Pricing Information – New Cars
The new vehicle information will give you the MSRP (Manufacturer’s Suggested Retail Price or "the sticker price’) and the Invoice (what the dealer is charged by the manufacturer for the car.)
Many of these sites will also alert you to consumer incentives. These are the cash-back or low finance offers designed to lower the price of the car and make it more attractive to potential buyers.
Some sites will also offer dealer incentive information. Dealer incentives are payments made to dealers by the factory, usually for having sold a targeted number of cars – or units – each month.
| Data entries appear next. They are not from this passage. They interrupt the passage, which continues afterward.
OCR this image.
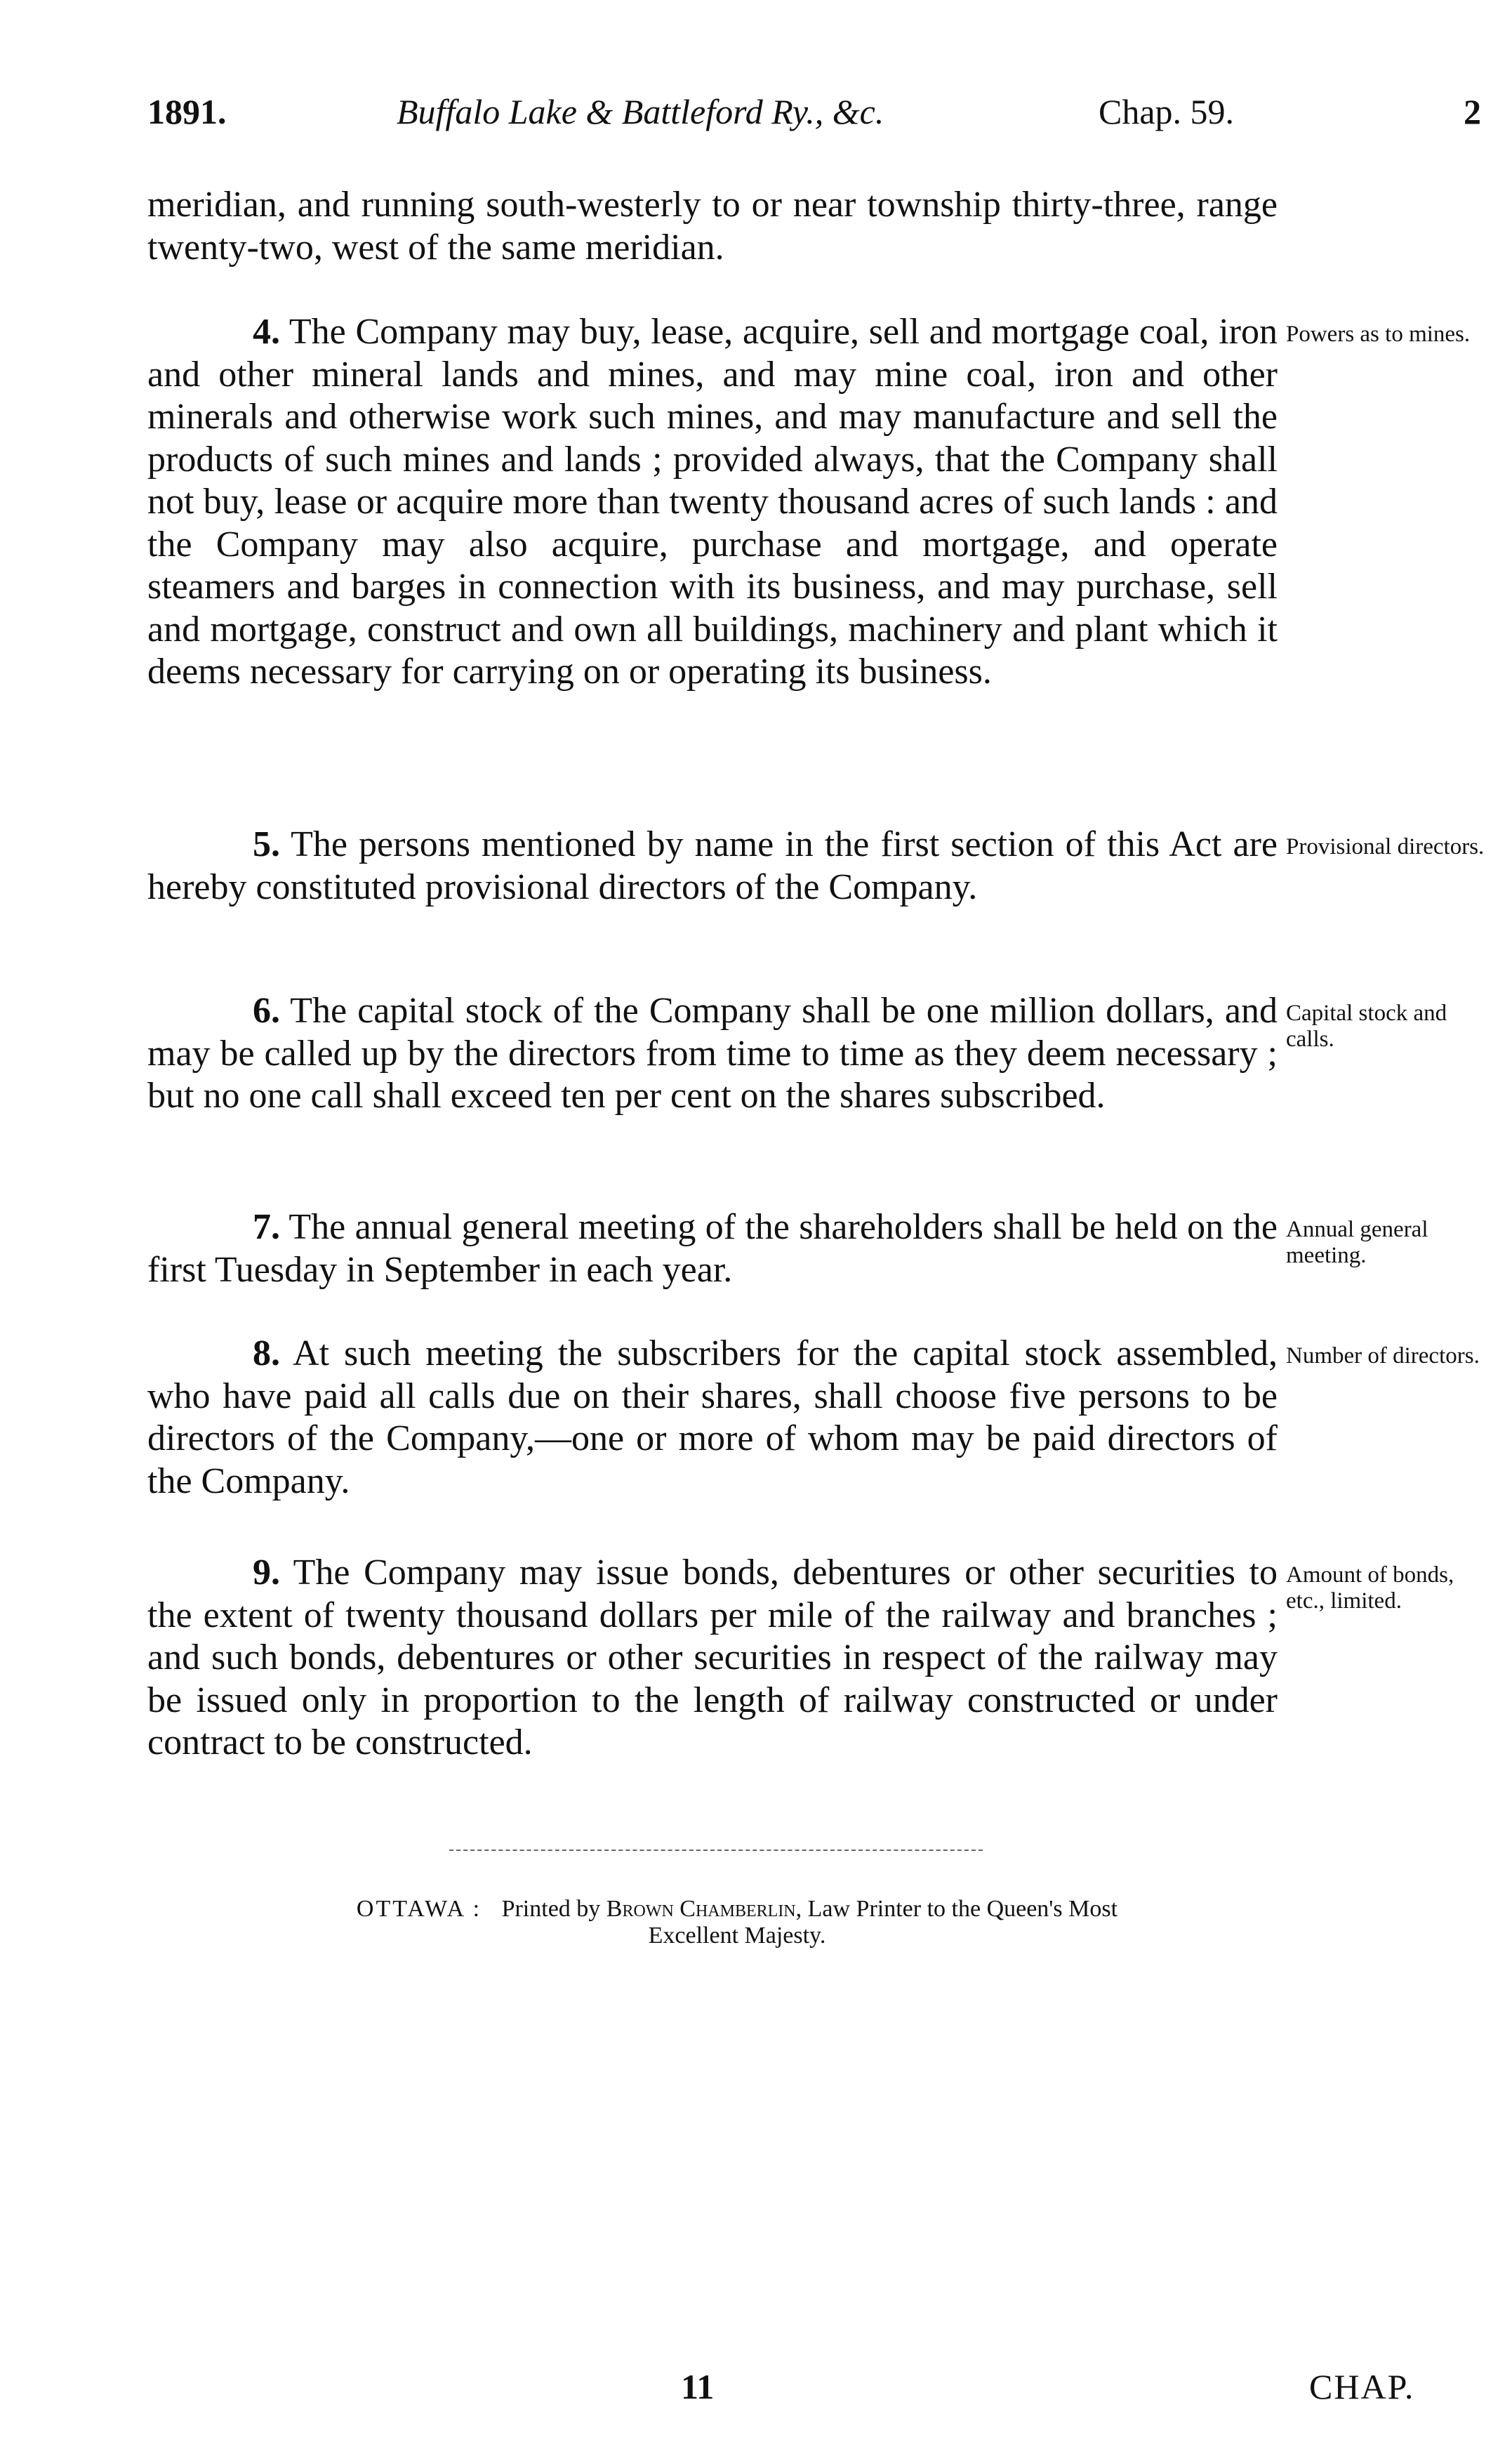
1891.	Buffalo Lake & Battleford Ry., &c.	Chap. 59.	2
meridian, and running south-westerly to or near township thirty-three, range twenty-two, west of the same meridian.

4. The Company may buy, lease, acquire, sell and mortgage coal, iron and other mineral lands and mines, and may mine coal, iron and other minerals and otherwise work such mines, and may manufacture and sell the products of such mines and lands ; provided always, that the Company shall not buy, lease or acquire more than twenty thousand acres of such lands : and the Company may also acquire, purchase and mortgage, and operate steamers and barges in connection with its business, and may purchase, sell and mortgage, construct and own all buildings, machinery and plant which it deems necessary for carrying on or operating its business.

Powers as to mines.

5. The persons mentioned by name in the first section of this Act are hereby constituted provisional directors of the Company.

Provisional directors.

6. The capital stock of the Company shall be one million dollars, and may be called up by the directors from time to time as they deem necessary ; but no one call shall exceed ten per cent on the shares subscribed.

Capital stock and calls.

7. The annual general meeting of the shareholders shall be held on the first Tuesday in September in each year.

Annual general meeting.

8. At such meeting the subscribers for the capital stock assembled, who have paid all calls due on their shares, shall choose five persons to be directors of the Company,—one or more of whom may be paid directors of the Company.

Number of directors.

9. The Company may issue bonds, debentures or other securities to the extent of twenty thousand dollars per mile of the railway and branches ; and such bonds, debentures or other securities in respect of the railway may be issued only in proportion to the length of railway constructed or under contract to be constructed.

Amount of bonds, etc., limited.
OTTAWA : Printed by Brown Chamberlin, Law Printer to the Queen's Most
Excellent Majesty.
11	CHAP.
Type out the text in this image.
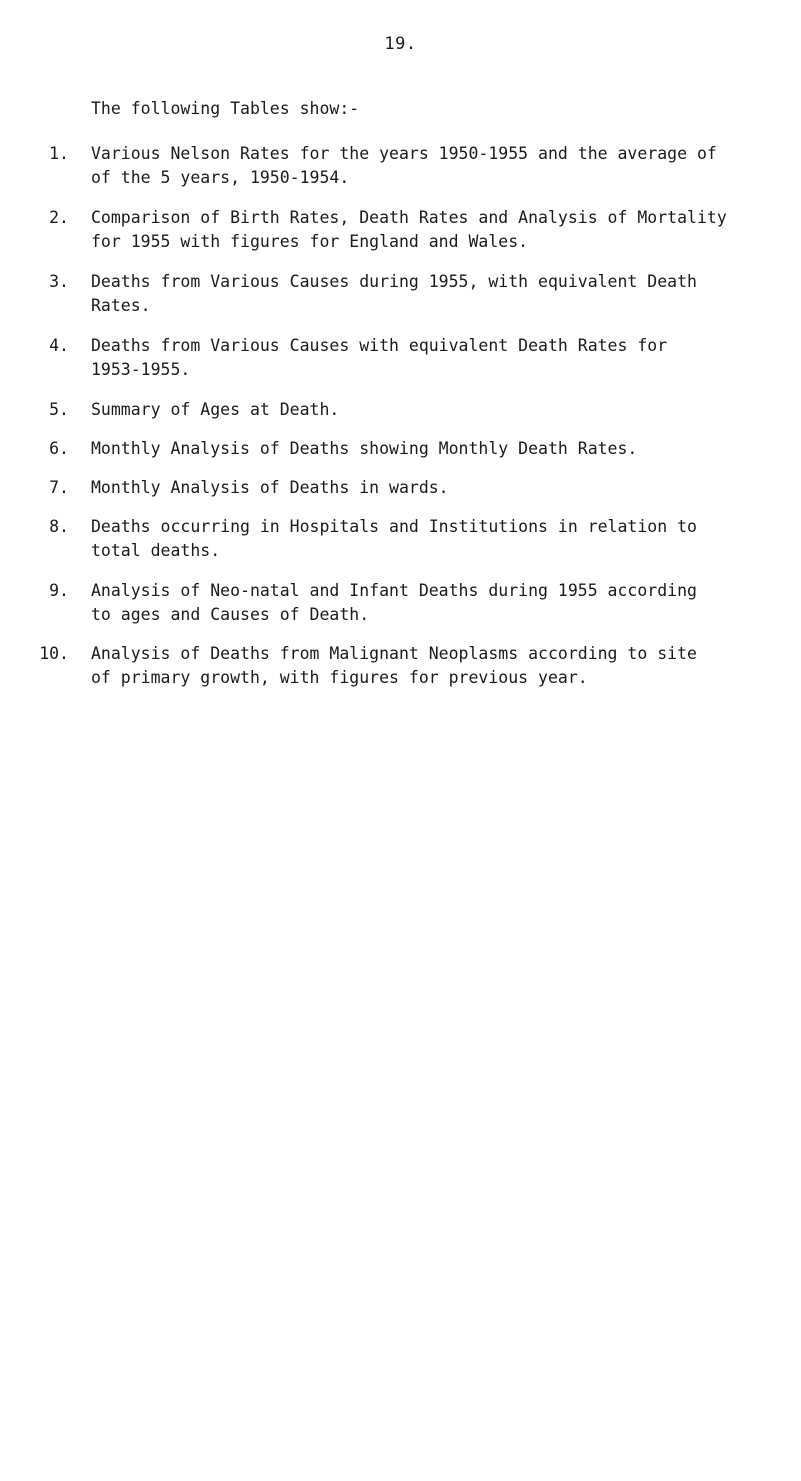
19.
The following Tables show:-
1. Various Nelson Rates for the years 1950-1955 and the average of
of the 5 years, 1950-1954.
2. Comparison of Birth Rates, Death Rates and Analysis of Mortality
for 1955 with figures for England and Wales.
3. Deaths from Various Causes during 1955, with equivalent Death
Rates.
4. Deaths from Various Causes with equivalent Death Rates for
1953-1955.
5. Summary of Ages at Death.
6. Monthly Analysis of Deaths showing Monthly Death Rates.
7. Monthly Analysis of Deaths in wards.
8. Deaths occurring in Hospitals and Institutions in relation to
total deaths.
9. Analysis of Neo-natal and Infant Deaths during 1955 according
to ages and Causes of Death.
10. Analysis of Deaths from Malignant Neoplasms according to site
of primary growth, with figures for previous year.
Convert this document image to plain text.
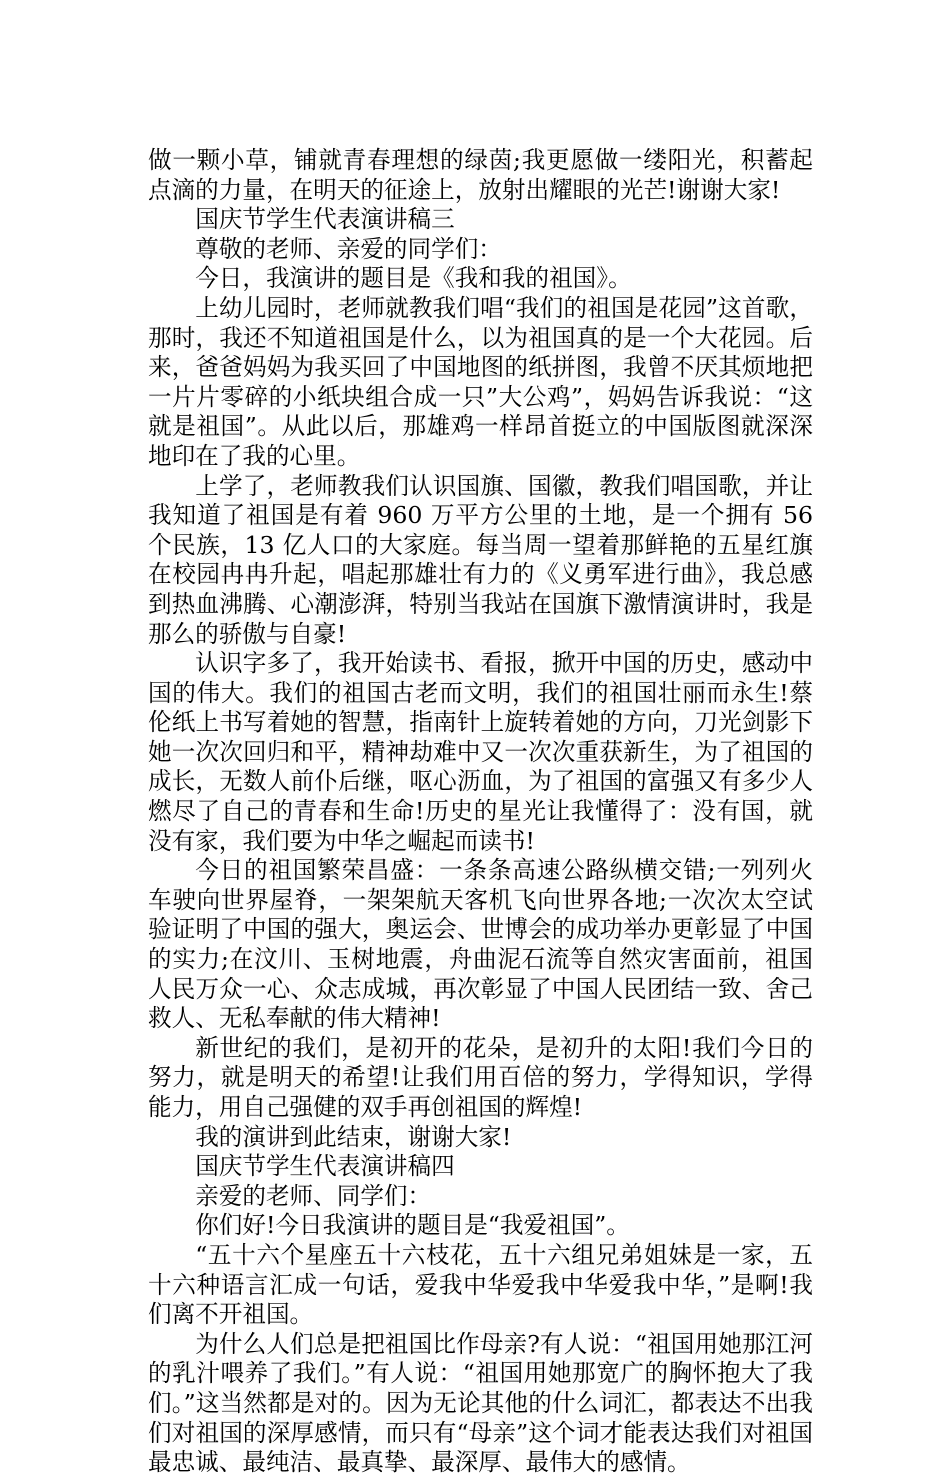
做一颗小草，铺就青春理想的绿茵;我更愿做一缕阳光，积蓄起点滴的力量，在明天的征途上，放射出耀眼的光芒!谢谢大家!

国庆节学生代表演讲稿三

尊敬的老师、亲爱的同学们：

今日，我演讲的题目是《我和我的祖国》。

上幼儿园时，老师就教我们唱“我们的祖国是花园”这首歌，那时，我还不知道祖国是什么，以为祖国真的是一个大花园。后来，爸爸妈妈为我买回了中国地图的纸拼图，我曾不厌其烦地把一片片零碎的小纸块组合成一只”大公鸡”，妈妈告诉我说：“这就是祖国”。从此以后，那雄鸡一样昂首挺立的中国版图就深深地印在了我的心里。

上学了，老师教我们认识国旗、国徽，教我们唱国歌，并让我知道了祖国是有着 960 万平方公里的土地，是一个拥有 56 个民族，13 亿人口的大家庭。每当周一望着那鲜艳的五星红旗在校园冉冉升起，唱起那雄壮有力的《义勇军进行曲》，我总感到热血沸腾、心潮澎湃，特别当我站在国旗下激情演讲时，我是那么的骄傲与自豪!

认识字多了，我开始读书、看报，掀开中国的历史，感动中国的伟大。我们的祖国古老而文明，我们的祖国壮丽而永生!蔡伦纸上书写着她的智慧，指南针上旋转着她的方向，刀光剑影下她一次次回归和平，精神劫难中又一次次重获新生，为了祖国的成长，无数人前仆后继，呕心沥血，为了祖国的富强又有多少人燃尽了自己的青春和生命!历史的星光让我懂得了：没有国，就没有家，我们要为中华之崛起而读书!

今日的祖国繁荣昌盛：一条条高速公路纵横交错;一列列火车驶向世界屋脊，一架架航天客机飞向世界各地;一次次太空试验证明了中国的强大，奥运会、世博会的成功举办更彰显了中国的实力;在汶川、玉树地震，舟曲泥石流等自然灾害面前，祖国人民万众一心、众志成城，再次彰显了中国人民团结一致、舍己救人、无私奉献的伟大精神!

新世纪的我们，是初开的花朵，是初升的太阳!我们今日的努力，就是明天的希望!让我们用百倍的努力，学得知识，学得能力，用自己强健的双手再创祖国的辉煌!

我的演讲到此结束，谢谢大家!

国庆节学生代表演讲稿四

亲爱的老师、同学们：

你们好!今日我演讲的题目是“我爱祖国”。

“五十六个星座五十六枝花，五十六组兄弟姐妹是一家，五十六种语言汇成一句话，爱我中华爱我中华爱我中华，”是啊!我们离不开祖国。

为什么人们总是把祖国比作母亲?有人说：“祖国用她那江河的乳汁喂养了我们。”有人说：“祖国用她那宽广的胸怀抱大了我们。”这当然都是对的。因为无论其他的什么词汇，都表达不出我们对祖国的深厚感情，而只有“母亲”这个词才能表达我们对祖国最忠诚、最纯洁、最真挚、最深厚、最伟大的感情。
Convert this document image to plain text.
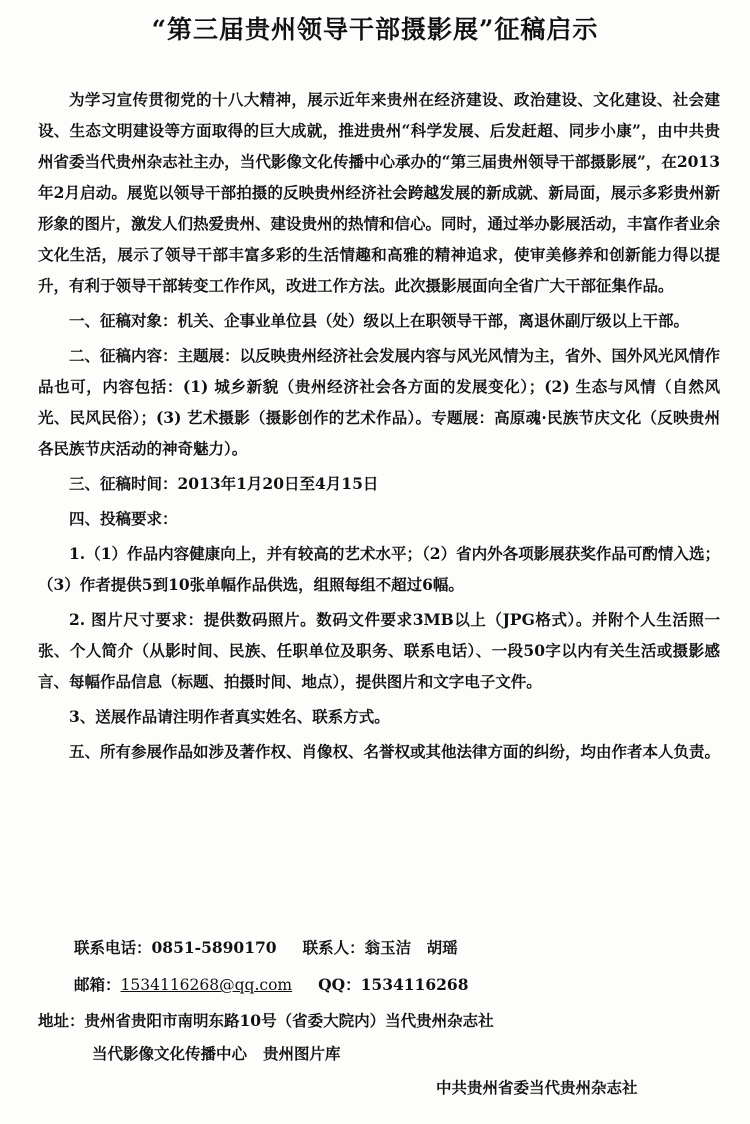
“第三届贵州领导干部摄影展”征稿启示

为学习宣传贯彻党的十八大精神，展示近年来贵州在经济建设、政治建设、文化建设、社会建设、生态文明建设等方面取得的巨大成就，推进贵州“科学发展、后发赶超、同步小康”，由中共贵州省委当代贵州杂志社主办，当代影像文化传播中心承办的“第三届贵州领导干部摄影展”，在2013年2月启动。展览以领导干部拍摄的反映贵州经济社会跨越发展的新成就、新局面，展示多彩贵州新形象的图片，激发人们热爱贵州、建设贵州的热情和信心。同时，通过举办影展活动，丰富作者业余文化生活，展示了领导干部丰富多彩的生活情趣和高雅的精神追求，使审美修养和创新能力得以提升，有利于领导干部转变工作作风，改进工作方法。此次摄影展面向全省广大干部征集作品。

一、征稿对象：机关、企事业单位县（处）级以上在职领导干部，离退休副厅级以上干部。

二、征稿内容：主题展：以反映贵州经济社会发展内容与风光风情为主，省外、国外风光风情作品也可，内容包括：(1) 城乡新貌（贵州经济社会各方面的发展变化）；(2) 生态与风情（自然风光、民风民俗）；(3) 艺术摄影（摄影创作的艺术作品）。专题展：高原魂·民族节庆文化（反映贵州各民族节庆活动的神奇魅力）。

三、征稿时间：2013年1月20日至4月15日

四、投稿要求：

1.（1）作品内容健康向上，并有较高的艺术水平；（2）省内外各项影展获奖作品可酌情入选；（3）作者提供5到10张单幅作品供选，组照每组不超过6幅。

2. 图片尺寸要求：提供数码照片。数码文件要求3MB以上（JPG格式）。并附个人生活照一张、个人简介（从影时间、民族、任职单位及职务、联系电话）、一段50字以内有关生活或摄影感言、每幅作品信息（标题、拍摄时间、地点），提供图片和文字电子文件。

3、送展作品请注明作者真实姓名、联系方式。

五、所有参展作品如涉及著作权、肖像权、名誉权或其他法律方面的纠纷，均由作者本人负责。

联系电话：0851-5890170 联系人：翁玉洁　胡瑶
邮箱：1534116268@qq.com QQ：1534116268
地址：贵州省贵阳市南明东路10号（省委大院内）当代贵州杂志社
当代影像文化传播中心 贵州图片库
中共贵州省委当代贵州杂志社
Rarely will a dealer reveal these numbers to customers. However, if you have this information you may find it will be useful in a negotiation. This is especially valuable if you’re buying near the end of the month and the extra unit means the difference between a dealer making or missing the factory sales bogie.
Pricing Information – Used Cars
Used car pricing guides are designed to give you a rough idea of two key numbers: The estimated wholesale price of a used car and the estimated retail price. The wholesale price is what you can expect a dealer to offer you for your trade in. The retail price is what you can expect to pay for a used car. You may find out that these two figures can vary widely.
Some guides will help you try to estimate the value of a used car in excellent, good, fair or rough condition. Keep in mind that the used car market is a trader’s bazaar and that the real price of a used car is only determined once you’ve negotiated with the buyer or seller.
In addition to pricing information, many of these sites contain detailed specifications for the used car. As this is dated information, you won’t generally find it on the manufacturer’s sites.
The following are pricing sites you might want to view:
- National Automobile Dealers Association (NADA)
- Kelley Blue Book
- Invoice Dealers
There are, of course, many others and a simple search engine entry of "used car prices" will turn up dozens of sites. Don’t be surprised if many of these sites vary widely in their estimates of used car values.
In some cases, you’ll find a difference of several thousand dollars in what various guides quote on the same car with identical options. This may be due to the source of their information, how recently they updated their site, geographic price differences or any one of a myriad other reasons.